What an odd compunction it is to feel as though – without any entitlement – life is divine. Is it the crescendo that Daniel Bernoulli endorsed?
He is particularly remembered for his applications of mathematics to mechanics, especially fluid mechanics, and for his pioneering work in probability and statistics. His name is commemorated in the Bernoulli’s principle, a particular example of the conservation of energy, which describes the mathematics of the mechanism underlying the operation of two important technologies of the 20th century: the carburetor and the airplane wing.
And what if our human development had not involved such horrid contamination of our environment? If we had been content to remain within our native boundaries without automation and fossil fuels? Would the fields have been broader, more abundant or more nutritious? And who exactly formulated the recipe for evolution? Can it be changed?
The young man who bagged my provisions at Farm Boy this afternoon had black and white polish painted on alternate fingernails, with a slim silver bracelet on his wrist. I hadn’t occasion to see his face but I had noticed when waiting in line that his hair was theatrical. He spoke well and performed his duties gingerly and astutely. I wanted to ask him, “What do you want to be when you grow up?” but it seemed inappropriate. Nonetheless he was skilled. His patent ability spoke well for the future of humanity.
My father was a pilot, first and foremost. It was I venture but one of many things about which he never spoke at any length. He and his crew were shot down in the North Atlantic Ocean by a German submarine and spent 9 hours bobbing in a dinghy until the British arrived. Not everyone in the dinghy made it – something my father curiously attributed to the perished few having drunk too much alcohol the night before. Did my father have his good days? How does the sun shine after such an episode, does one ever recover? What could he have said even if he were to have spoken?
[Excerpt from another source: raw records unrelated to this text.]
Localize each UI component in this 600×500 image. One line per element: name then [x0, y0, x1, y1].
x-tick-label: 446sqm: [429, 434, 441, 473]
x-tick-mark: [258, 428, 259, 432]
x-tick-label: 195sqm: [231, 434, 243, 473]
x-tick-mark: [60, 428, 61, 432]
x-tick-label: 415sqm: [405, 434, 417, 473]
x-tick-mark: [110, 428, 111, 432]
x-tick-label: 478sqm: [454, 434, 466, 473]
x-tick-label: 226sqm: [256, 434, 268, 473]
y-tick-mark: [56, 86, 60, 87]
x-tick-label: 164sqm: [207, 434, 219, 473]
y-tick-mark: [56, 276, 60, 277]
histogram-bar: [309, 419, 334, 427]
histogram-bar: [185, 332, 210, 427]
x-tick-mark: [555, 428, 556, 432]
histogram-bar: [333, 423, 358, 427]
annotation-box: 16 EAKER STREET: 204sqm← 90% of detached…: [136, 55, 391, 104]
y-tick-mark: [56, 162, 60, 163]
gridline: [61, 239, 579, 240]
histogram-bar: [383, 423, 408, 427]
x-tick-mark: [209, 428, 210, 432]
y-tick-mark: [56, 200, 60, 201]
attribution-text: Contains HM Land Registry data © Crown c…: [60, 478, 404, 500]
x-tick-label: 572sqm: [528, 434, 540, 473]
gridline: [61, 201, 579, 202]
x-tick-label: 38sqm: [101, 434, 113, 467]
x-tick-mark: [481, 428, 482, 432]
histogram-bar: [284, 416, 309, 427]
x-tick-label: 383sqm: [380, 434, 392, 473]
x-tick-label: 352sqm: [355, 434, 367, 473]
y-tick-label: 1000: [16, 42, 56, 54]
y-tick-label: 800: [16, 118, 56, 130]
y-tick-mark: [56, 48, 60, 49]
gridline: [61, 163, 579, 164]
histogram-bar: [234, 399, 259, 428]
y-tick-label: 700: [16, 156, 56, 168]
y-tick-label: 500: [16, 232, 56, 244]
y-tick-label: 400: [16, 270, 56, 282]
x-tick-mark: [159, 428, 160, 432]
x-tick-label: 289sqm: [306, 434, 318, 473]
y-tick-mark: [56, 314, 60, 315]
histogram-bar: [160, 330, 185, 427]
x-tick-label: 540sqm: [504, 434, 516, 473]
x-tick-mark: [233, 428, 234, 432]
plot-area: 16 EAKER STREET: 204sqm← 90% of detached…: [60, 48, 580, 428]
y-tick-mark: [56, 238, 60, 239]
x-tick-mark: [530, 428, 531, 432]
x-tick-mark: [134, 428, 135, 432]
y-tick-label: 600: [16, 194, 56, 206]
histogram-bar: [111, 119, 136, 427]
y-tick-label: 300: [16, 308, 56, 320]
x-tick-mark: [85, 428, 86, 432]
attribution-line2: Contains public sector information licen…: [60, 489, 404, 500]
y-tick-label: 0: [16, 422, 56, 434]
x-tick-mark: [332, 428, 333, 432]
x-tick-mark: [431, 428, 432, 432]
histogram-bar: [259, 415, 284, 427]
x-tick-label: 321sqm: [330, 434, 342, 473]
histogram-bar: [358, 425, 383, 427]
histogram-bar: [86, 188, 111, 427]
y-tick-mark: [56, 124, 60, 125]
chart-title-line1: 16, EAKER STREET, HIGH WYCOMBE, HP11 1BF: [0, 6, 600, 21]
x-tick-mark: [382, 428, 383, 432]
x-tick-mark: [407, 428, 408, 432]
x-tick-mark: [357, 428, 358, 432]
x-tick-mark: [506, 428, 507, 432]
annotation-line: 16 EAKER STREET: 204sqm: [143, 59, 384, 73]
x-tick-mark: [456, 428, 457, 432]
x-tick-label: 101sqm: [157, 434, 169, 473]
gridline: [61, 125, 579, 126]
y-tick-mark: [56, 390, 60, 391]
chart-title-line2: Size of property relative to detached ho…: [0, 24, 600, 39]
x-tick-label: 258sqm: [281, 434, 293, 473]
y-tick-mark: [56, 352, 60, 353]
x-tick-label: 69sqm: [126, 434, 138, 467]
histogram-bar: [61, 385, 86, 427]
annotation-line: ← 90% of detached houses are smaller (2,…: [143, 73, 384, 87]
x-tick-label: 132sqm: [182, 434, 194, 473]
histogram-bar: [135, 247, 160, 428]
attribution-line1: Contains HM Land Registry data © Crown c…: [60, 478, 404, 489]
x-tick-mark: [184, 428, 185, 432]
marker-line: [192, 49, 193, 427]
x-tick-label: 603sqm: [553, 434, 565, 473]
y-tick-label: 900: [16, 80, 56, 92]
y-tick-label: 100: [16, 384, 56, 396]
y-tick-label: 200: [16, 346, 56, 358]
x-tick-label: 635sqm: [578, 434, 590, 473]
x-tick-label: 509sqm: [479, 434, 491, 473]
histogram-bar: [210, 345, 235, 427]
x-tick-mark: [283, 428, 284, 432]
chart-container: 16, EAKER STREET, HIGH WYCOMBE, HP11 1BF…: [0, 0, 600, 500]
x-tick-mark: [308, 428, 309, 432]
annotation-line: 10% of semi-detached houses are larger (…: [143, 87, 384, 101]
The Lockheed Hudson is a light bomber and coastal reconnaissance aircraft built by the American Lockheed Aircraft Corporation. It was initially put into service by the Royal Air Forceshortly before the outbreak of the Second World War and primarily operated by it thereafter. The Hudson was a military conversion of the Model 14 Super Electra airliner, and was the first significant aircraft construction contract for Lockheed — the initial RAF order for 200 Hudsons far surpassed any previous order the company had received.
The Hudson served throughout the war, mainly with Coastal Command but also in transport and training roles, as well as delivering agents into occupied France. It was also used extensively with the Royal Canadian Air Force’s anti-submarine squadrons and by the Royal Australian Air Force.